Setting up two mixes for congregation and band

If you’re using the backing tracks through a PA system you may want to take advantage of the way we’ve designed volume faders to set two separate mixes. One for the congregation and a fold back mix for the band. Having a separate fold back mix has multiple uses. For instance it means the congregation doesn’t have to hear the 2 bar intro click or the click tracks if you don’t want them to, or the band can have the lead vocal as well as the vocal cue only in their mix to help guide them through the song. You could even use the mixes as a training tool, so keep the backing track acoustic part in the congregational mix but have a brand new guitarist in the band playing along but not amplified.

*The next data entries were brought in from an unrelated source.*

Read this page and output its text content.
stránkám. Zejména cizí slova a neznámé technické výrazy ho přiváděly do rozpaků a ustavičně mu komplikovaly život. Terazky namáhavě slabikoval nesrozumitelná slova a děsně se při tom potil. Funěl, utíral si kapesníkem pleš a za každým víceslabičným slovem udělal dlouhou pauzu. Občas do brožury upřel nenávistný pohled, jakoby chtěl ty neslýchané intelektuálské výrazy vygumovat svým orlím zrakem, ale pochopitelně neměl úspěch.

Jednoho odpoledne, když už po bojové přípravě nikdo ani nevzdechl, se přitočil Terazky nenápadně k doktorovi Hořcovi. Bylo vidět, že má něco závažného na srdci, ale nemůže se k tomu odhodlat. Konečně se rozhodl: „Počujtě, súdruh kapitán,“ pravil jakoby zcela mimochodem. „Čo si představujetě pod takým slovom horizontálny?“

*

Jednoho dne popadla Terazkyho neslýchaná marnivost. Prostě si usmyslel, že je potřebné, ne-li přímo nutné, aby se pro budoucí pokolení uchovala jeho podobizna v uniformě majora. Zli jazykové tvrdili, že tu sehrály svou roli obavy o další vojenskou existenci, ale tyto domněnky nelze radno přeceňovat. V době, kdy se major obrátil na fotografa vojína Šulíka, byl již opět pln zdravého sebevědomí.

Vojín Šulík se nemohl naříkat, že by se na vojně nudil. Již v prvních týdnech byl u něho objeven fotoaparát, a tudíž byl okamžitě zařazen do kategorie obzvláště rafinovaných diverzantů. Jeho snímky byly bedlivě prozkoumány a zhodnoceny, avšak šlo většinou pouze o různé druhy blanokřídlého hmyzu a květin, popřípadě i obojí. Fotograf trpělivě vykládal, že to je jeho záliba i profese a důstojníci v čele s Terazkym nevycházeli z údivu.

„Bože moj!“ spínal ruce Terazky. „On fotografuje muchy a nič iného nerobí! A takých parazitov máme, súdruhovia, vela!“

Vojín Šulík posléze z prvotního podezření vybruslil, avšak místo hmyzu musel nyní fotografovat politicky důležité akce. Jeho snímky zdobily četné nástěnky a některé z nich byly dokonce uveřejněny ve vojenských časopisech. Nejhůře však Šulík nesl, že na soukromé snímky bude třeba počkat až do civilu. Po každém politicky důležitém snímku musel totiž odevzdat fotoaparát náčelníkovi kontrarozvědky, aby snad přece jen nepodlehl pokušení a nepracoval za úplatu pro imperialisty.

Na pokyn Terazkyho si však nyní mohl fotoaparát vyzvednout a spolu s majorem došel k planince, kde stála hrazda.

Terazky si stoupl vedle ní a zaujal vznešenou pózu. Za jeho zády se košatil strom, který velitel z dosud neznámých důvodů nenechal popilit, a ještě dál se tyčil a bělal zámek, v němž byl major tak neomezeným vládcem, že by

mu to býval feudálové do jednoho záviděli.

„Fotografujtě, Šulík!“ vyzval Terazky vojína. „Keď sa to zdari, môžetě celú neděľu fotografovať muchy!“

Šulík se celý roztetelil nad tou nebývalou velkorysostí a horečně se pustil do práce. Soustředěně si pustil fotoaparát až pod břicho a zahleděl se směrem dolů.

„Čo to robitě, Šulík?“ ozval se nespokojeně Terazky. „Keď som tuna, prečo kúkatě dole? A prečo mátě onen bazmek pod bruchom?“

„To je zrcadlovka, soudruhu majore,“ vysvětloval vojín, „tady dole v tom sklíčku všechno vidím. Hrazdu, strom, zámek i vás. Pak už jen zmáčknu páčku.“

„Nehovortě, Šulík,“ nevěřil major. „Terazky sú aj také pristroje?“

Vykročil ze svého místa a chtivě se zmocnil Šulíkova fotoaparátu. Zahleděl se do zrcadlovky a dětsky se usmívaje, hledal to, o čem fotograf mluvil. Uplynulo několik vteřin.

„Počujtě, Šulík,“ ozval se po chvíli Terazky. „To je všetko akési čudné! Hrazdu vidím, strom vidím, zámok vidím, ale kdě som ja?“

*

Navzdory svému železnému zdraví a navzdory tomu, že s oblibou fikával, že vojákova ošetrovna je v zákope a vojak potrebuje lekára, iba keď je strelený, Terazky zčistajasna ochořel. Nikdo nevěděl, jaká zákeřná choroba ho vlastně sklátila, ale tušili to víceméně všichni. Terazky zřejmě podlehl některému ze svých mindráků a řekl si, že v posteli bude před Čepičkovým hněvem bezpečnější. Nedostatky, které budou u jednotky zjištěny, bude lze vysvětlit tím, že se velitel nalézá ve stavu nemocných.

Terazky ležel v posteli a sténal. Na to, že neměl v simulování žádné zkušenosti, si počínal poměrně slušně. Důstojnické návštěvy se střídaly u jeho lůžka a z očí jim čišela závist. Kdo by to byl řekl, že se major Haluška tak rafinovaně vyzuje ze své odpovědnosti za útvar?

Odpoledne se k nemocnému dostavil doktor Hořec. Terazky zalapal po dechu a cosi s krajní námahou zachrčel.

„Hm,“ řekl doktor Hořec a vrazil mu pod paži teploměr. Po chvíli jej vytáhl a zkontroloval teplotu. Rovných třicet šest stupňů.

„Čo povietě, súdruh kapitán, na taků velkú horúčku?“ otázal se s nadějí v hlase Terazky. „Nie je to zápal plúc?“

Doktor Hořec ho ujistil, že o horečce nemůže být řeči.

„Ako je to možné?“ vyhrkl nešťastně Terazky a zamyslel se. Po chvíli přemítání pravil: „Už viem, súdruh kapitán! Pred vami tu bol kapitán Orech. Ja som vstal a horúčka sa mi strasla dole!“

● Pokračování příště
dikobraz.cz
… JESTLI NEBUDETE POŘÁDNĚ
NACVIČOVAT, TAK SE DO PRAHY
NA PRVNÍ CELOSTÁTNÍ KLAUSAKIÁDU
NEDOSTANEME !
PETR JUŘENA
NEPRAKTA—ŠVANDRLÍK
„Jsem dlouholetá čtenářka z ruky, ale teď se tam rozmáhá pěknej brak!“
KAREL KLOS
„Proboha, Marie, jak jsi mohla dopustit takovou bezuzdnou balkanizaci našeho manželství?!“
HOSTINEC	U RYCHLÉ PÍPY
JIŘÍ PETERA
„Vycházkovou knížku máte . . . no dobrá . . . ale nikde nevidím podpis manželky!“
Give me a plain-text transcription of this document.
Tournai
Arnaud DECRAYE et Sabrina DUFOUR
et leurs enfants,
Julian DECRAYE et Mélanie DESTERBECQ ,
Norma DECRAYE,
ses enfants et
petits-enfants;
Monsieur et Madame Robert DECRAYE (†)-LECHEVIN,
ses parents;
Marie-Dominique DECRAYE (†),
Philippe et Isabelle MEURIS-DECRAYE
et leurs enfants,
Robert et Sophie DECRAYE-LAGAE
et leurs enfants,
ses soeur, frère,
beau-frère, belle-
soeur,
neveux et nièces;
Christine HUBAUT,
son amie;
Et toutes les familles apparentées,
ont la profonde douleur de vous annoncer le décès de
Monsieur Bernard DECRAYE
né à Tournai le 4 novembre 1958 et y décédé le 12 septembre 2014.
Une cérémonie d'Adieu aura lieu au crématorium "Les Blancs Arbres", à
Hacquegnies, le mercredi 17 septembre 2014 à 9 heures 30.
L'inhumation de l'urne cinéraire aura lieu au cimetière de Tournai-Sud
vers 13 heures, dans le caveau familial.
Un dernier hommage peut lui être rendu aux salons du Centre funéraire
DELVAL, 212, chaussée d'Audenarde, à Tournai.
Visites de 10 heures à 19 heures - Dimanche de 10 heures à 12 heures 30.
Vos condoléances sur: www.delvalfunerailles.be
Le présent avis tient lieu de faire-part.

To use the two mixes you will need a standard splitter cable. So one end would have the 3.5mm mini jack stereo headphone output connecter and the other end would be split into two cables which would in turn plug into two inputs in your mixing desk. The plugs would depend on the inputs of your desk but would generally be ¼ inch jack or RCA. Lots of places like Maplin or Radioshack should do these type of cables. Better still, if you are going to be using Backing Band a lot get some quality cables made up. Other than that all you need is your computer and you’re ready to go.


How to use the click tracks

Within the backing tracks there are 3 separate types of click. The first is an intro click, which is the very top stem within the band pane. This only lasts for the first two bars on each song. Then there’s an 8th note click and a shaker for a more natural sounding rhythm guide. The shaker is best to use if you want a rhythm guide but aren’t using the fold back mix, (maybe just going into a single channel amp) so your congregation is most likely to hear it.


Therefore we’d really only recommend using the 8th note click track if you are using the left/right volume sliders to set up a separate congregation and fold back mix. Of course the click track is mainly designed to be used when you have a live drummer but even an added click in the fold back can really help keep the whole band in time. (Especially if you’re using ear pieces or headphones instead of wedges)

We’d also recommend putting the 2 bar intro click just on the fold back mix too so the congregation doesn’t hear it.


Tips to remember

If you don’t want any type of click track, remember to mute all three clicks. So if you’ve muted both the click and the shaker and you still hear a click when you first play the song you’re hearing the 2 bar intro click.